Le débat se cristallise aujourd'hui autour de l'avant projet de réforme transmis par la direction de la législation fiscale (DLF) à l'ensemble des associations d'élus au début du mois d'août dernier. En fait de nombreux points doivent encore faire l'objet d'arbitrages en particulier sur la nouvelle ventilation des recettes entre collectivités territoriales.

Cette réforme devrait être examinée par le Parlement dans le cadre du projet de loi de finances pour 2010. A ce jour on peut dire que la suppression de la taxe professionnelle s'accompagnerait de la création d'une nouvelle recette pesant sur les entreprises : "la contribution économique territoriale" et de mesures correctrices pour certains secteurs. La contribution économique territoriale (CET) comprendrait 2 parts : la cotisation locale d'activité (CLA) qui correspondrait à la part foncière résiduelle de l'actuelle taxe professionnelle et la cotisation complémentaire (CC) qui correspondrait à l'actuelle cotisation minimale de taxe professionnelle assise sur la valeur ajoutée et le chiffre d'affaires.

La CET serait attribuée aux communes et à leurs établissements et la CC serait attribuée aux départements et aux régions. J'aurai l'occasion d'expliquer l'impact de la réforme sur les entreprises dans un billet spécial. S'agissant de nos collectivités locales je rappelle que la suppression de la taxe professionnelle sur les équipements et biens mobiliers représente une perte de recettes de 22 milliards d'euros. Le gouvernement prévoit de maintenir inchangé le niveau de leurs recettes grâce à une double compensation :

d'une part le transfert d'impôts aujourd'hui perçus par l'Etat tels que la cotisation minimale de TP, une partie des frais d'assiette et de recouvrement, la taxe sur les conventions d'assurance, la taxe sur les surfaces commerciales et la part des droits de mutation à titre onéreux qui revient actuellement à l'Etat.

d'autre part une augmentation des dotations budgétaires dans une proportion inférieure à la limite permise par le principe constitutionnel d'autonomie financière des collectivités locales.

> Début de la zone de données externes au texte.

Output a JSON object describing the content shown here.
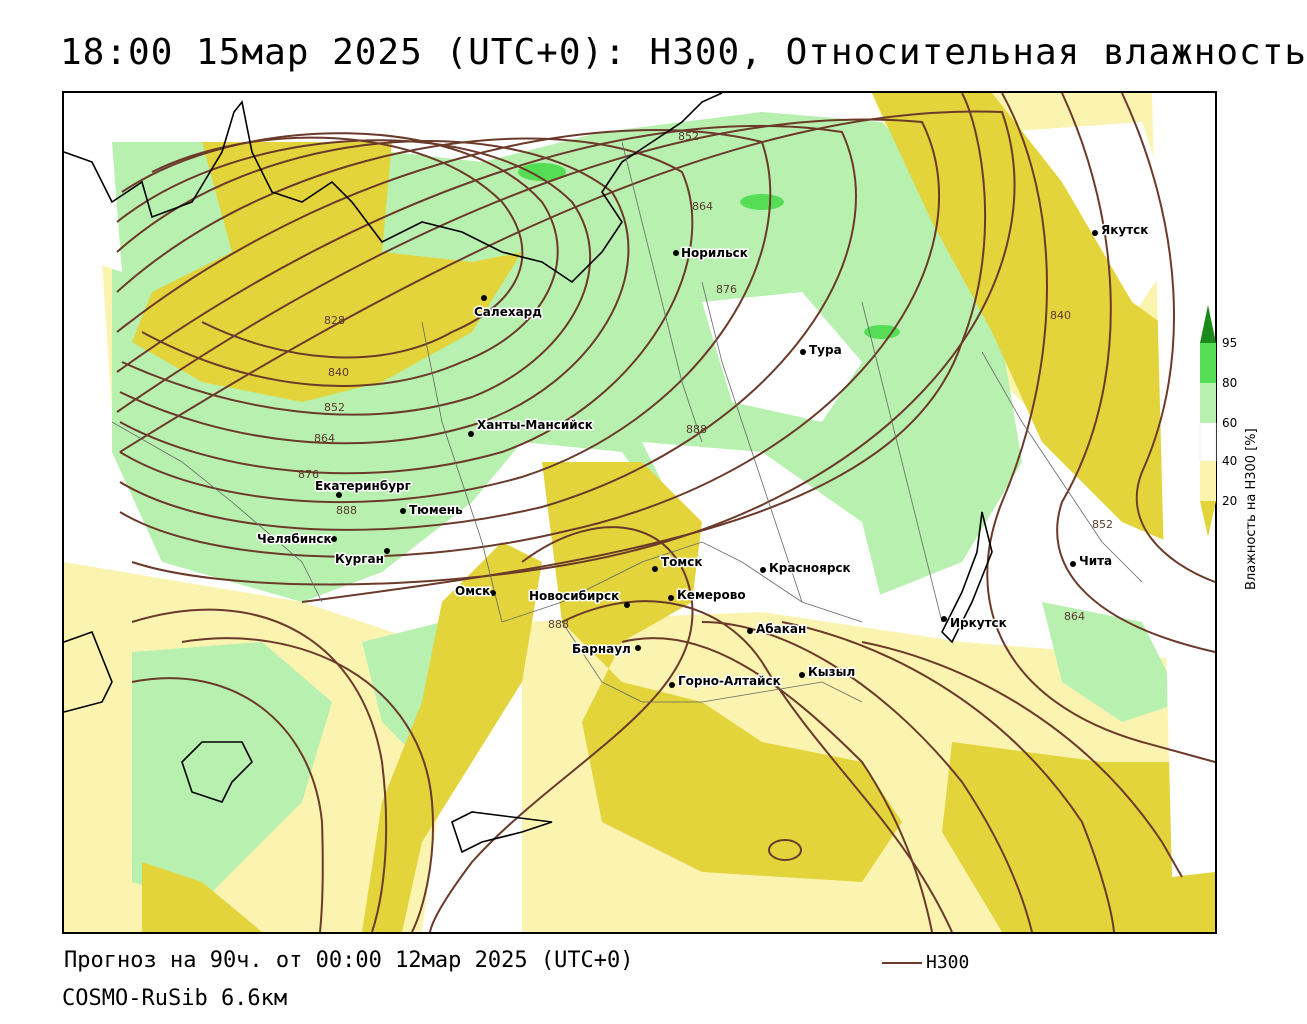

L'avant projet va plus loin et amorce en outre un mouvement de spécialisation des impositions directes locales entre échelons de collectivités. Sous réserve d'arbitrages encore à rendre, les impositions correspondant aux "quatre vieilles" dont l'actuelle part foncière de la taxe professionnelle seraient affectées aux communes et à leurs groupements et la nouvelle cotisation sur la valeur ajoutée aux départements et régions.

Les communes et leurs EPCI percevraient l'intégralité de la nouvelle cotisation locale d'activité (CLA) et la quasi totalité de la fiscalité directe locale reposant sur les ménages :
-l'essentiel de la taxe foncière sur les propriétés baties ( part communale et part régionale, les départements conservant la leur)
-l'ensemble de la taxe foncière sur les propriétés non baties et de la taxe d'habitation ( part communale et départementale)
-les taxes sur les pylones
-la taxe sur les surfaces commerciales serait affectée aux EPCI ou à défaut à la commune d'implantation
-la part des droits de mutation à titre onéreux qui revient actuellement à l'Etat serait transférée aux communes
-taxe spécifique sur éoliennes.


Les départements percevraient les 3/4 du montant de la CC mais leurs autres contributions directes seraient désormais très réduites, les régions se verraient attribuer 1/4 de la CC mais ne disposeraient plus du produit des impositions directes.

Il faut aussi noter que les communes et les communautés disposeraient d'un pouvoir de taux sur les taxes ménages et la nouvelle CLA assise sur le foncier. En revanche l'avant projet de loi supprime les possibilités de déliaison des taux : il prévoit un lien strict entre fiscalité ménages ( taxe d'habitation et foncier bati ) et fiscalité entreprises (CLA). Les départements pourraient continuer à fixer les taux de la taxe sur le foncier bati mais pas sur la CC dont les taux seraient fixés par la loi.

Pour assurer la transition vers le nouveau dispositif l'avant projet envisage de mettre en place en 2010 un dispositif transitoire. 2011 devrait constituer la première année d'application du nouveau dispositif. en 2011 serait également crée un fonds national de garantie individuelle des ressources pour compenser pour chaque commune et établissement de coopération intercommunale les conséquences de la réforme de la TP, fonds crée sur une période de 20 ans.

Toute cette réforme devrait aboutir à un coût de 5 milliards d'euros pour l'Etat compte tenu de son impact sur l'impôt sur les sociétés et des mesures spécifiques envisagées. Les impacts étant énormes, inutile de vous dire que la vigilance doit être de mise. D'ors et déjà la commission des finances a réclamé des simulations détaillées sur les budgets locaux. Je vous tiendrai régulièrement informés des évolutions et arbitrages rendus.